WHIPPED WHITE CHOCOLATE GANACHE-

  1. Add white chocolate and cream into a large bowl
  2. Microwave it in 30sec intervals and stir in between until the chocolate has fully dissolved
  3. Stir in a splash of vanilla extract
  4. Place into the fridge to chill completely
  5. Using an electronic mixture, whip the mixture until it reaches medium-stiff peaks
  6. Transfer it into a pipping bag with the tip of your choice

DECORATE-

  1. Pipe the whipped ganache onto the tart
  2. Use any remaining curd in a piping back for extra designs over the cream
  3. Add fresh raspberries to the tarts
  4. Optional dusting of powdered sugar
  5. Place it into the fridge to set for at least 30min
  6. Eat it on the day it’s made for the best results!

TIPS

Baking weights: Use rice or dried beans – they are cheaper and more convenient to find in shops!

Make this recipe easier to manage: The recipe may seem long and feel overwhelming to pull off in one day.
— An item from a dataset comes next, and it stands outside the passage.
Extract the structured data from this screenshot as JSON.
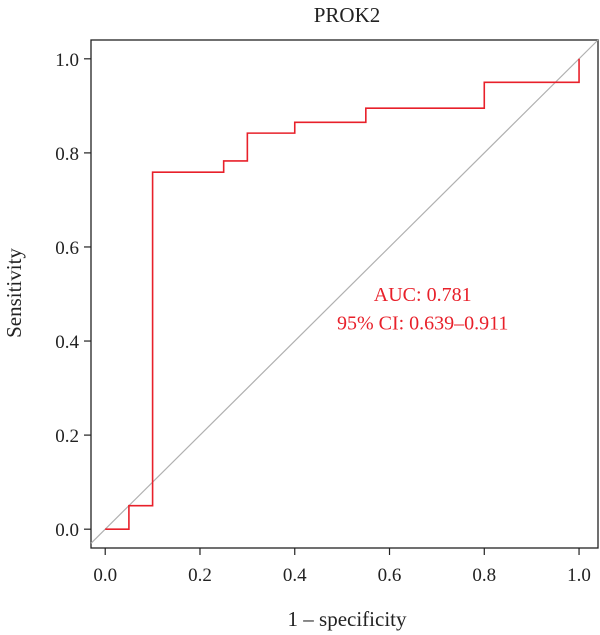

Remember, you can make the components ahead of time so that you only need to assemble the tarts on the day they are needed. The raspberry curd can be pre-made and stored in an airtight container. Pre-made shells will stay crispy if you don’t fill it. And the ganache can be pre-made then whipped up on the day.

No tart moulds: If you do not own any tart moulds you can make these in a non-stick cupcake trays! They become super cute mini tarts!